Pam Luecke’s articles:
- Surviving earnings season: Tips to get out ahead of it
- Tips for the accidental financial journalist
- Retirees, bonds, credit cards are good angles as interest rates begin to turn
- Data, experts, a good angle can drive foreign trade coverage
- 10 ways to sneak business concepts into a journalism curriculum
Randall Smith was named Reynolds Endowed Chair in Business Journalism at the University of Missouri School of Journalism in Columbia in summer 2009. His 30-year career at The Kansas City Star began in 1979, where worked on both the news and business sides. Smith started as a copy editor, rising to the positions of business editor and deputy managing editor, and most recently, to director of strategic development. Smith is a former president of the Society of American Business Writers and Editors (SABEW) and a recipient of the organization’s Distinguished Achievement Award.

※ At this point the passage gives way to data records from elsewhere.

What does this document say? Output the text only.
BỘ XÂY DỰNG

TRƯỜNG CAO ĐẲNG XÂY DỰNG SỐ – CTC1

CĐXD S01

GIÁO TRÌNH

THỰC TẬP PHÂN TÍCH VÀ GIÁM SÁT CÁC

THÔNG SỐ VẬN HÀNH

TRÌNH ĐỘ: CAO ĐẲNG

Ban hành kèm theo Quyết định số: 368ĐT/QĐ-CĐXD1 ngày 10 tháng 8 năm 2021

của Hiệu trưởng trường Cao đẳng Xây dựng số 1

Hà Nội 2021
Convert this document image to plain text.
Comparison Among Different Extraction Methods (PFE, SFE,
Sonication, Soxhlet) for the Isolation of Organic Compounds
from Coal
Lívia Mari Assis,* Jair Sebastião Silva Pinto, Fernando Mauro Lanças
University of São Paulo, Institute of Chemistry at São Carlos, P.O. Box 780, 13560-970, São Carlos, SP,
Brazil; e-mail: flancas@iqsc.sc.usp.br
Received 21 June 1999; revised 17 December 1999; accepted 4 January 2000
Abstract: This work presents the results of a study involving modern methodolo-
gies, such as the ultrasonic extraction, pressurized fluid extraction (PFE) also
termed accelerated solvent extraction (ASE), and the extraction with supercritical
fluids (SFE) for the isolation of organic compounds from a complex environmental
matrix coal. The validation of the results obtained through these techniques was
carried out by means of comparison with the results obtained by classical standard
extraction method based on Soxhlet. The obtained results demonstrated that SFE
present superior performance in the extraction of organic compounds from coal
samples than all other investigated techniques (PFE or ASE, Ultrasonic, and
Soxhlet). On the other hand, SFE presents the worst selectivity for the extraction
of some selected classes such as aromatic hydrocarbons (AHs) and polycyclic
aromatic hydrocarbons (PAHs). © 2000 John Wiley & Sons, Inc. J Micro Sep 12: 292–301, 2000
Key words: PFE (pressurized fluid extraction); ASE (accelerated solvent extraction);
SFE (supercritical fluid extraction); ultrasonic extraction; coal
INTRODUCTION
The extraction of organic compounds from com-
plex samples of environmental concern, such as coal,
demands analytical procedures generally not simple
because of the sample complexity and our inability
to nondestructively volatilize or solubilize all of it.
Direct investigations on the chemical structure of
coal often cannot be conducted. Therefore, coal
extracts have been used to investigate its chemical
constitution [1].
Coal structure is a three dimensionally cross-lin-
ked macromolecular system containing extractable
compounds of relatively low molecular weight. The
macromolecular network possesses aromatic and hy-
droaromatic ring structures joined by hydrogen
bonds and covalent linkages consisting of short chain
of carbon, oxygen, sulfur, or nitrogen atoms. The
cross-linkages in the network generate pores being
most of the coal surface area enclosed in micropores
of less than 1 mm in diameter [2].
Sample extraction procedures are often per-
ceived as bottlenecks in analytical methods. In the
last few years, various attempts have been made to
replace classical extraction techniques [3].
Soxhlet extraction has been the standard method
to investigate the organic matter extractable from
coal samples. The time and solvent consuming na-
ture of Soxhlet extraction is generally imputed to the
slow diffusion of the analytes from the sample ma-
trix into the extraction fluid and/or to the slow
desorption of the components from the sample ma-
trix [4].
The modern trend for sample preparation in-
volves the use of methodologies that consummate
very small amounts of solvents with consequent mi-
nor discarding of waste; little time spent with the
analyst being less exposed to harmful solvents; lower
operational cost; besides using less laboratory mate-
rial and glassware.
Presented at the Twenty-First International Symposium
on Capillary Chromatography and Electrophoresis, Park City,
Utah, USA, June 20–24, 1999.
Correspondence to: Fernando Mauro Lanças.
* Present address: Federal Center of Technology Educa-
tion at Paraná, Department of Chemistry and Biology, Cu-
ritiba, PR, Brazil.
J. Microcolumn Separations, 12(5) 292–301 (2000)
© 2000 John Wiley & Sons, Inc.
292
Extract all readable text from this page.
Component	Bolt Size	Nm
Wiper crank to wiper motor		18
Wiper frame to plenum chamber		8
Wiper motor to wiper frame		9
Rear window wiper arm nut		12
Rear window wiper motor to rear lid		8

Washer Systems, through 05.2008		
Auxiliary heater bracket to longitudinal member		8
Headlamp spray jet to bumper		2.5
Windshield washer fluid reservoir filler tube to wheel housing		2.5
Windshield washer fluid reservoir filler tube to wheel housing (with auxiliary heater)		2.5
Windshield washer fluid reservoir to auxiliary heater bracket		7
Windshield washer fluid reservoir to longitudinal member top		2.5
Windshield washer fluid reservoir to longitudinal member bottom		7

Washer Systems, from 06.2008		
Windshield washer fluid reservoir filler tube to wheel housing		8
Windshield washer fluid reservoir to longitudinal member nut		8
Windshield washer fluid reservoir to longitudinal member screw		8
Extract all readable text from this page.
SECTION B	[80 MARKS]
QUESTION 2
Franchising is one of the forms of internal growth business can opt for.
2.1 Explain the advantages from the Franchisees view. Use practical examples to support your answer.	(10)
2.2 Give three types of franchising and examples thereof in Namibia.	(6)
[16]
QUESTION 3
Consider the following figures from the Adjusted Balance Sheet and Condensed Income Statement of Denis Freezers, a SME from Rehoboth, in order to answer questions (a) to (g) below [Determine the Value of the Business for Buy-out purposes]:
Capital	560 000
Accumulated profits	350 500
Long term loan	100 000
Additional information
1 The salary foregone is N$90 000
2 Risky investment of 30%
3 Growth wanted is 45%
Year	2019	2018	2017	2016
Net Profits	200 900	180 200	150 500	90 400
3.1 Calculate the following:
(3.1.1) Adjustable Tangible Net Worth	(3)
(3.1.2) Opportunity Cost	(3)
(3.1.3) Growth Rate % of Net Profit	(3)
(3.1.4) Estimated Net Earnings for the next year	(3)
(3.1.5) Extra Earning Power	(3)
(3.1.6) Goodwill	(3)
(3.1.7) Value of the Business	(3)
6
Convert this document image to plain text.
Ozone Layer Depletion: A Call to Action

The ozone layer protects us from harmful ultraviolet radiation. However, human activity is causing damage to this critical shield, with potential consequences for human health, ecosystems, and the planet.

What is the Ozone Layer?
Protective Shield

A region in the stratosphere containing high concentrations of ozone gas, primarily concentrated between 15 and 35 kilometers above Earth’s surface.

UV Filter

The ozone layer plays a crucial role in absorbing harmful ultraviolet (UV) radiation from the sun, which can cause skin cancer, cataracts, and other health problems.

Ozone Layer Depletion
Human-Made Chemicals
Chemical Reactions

Smith played a major role in conceiving and raising money for the School’s SABEW endowed chair. He is the vice chair and first non-family member of the board of the Alfred Friendly Press Fellowships. The author of the book “A Kenyan Journey,” Smith has lectured to classes in China, Africa and the U.S. Active in diversity hiring programs, he played a key role in Knight Ridder’s Rotating Internship Program, which placed more than 250 journalists into newspapers.
Randall Smith’s articles:
- A company’s culture is impossible to fake
- How do you dig into an international story from Topeka
- Business journalists need to keep an eye on lagging indicators
- Be prepared if journalism jobs rebound with the economy
- How e-reader-makers are trying to catch up with consumer demand and industry need
- Paying attention, taking action before journalism’s iceberg melts
- Forget the soothsayers. Tools to analyze the economy yourself.
- Innovations in teaching journalism innovation
Alan Deutschman was named Reynolds Endowed Chair in Business Journalism at the Donald W. Reynolds School of Journalism at the University of Nevada, Reno, in September 2010.
Deutschman, 45, was Fortune’s Silicon Valley bureau chief from 1992-95. He wrote about the valley and other subjects for GQ, New York Magazine, Fast Company and Vanity Fair. One of Deutschman’s four books, “The Second Coming of Steve Jobs,” was about Silicon Valley, and he is at work on a major new book about the valley. Deutschman also has written for TheDailyBeast.com and for Salon.com.
Deutschman will teach business and other journalism courses beginning in January 2011, develop a program in business journalism and research contemporary issues in the subject. Some of the courses will emphasize the coming “green economy” because of its importance to Nevada.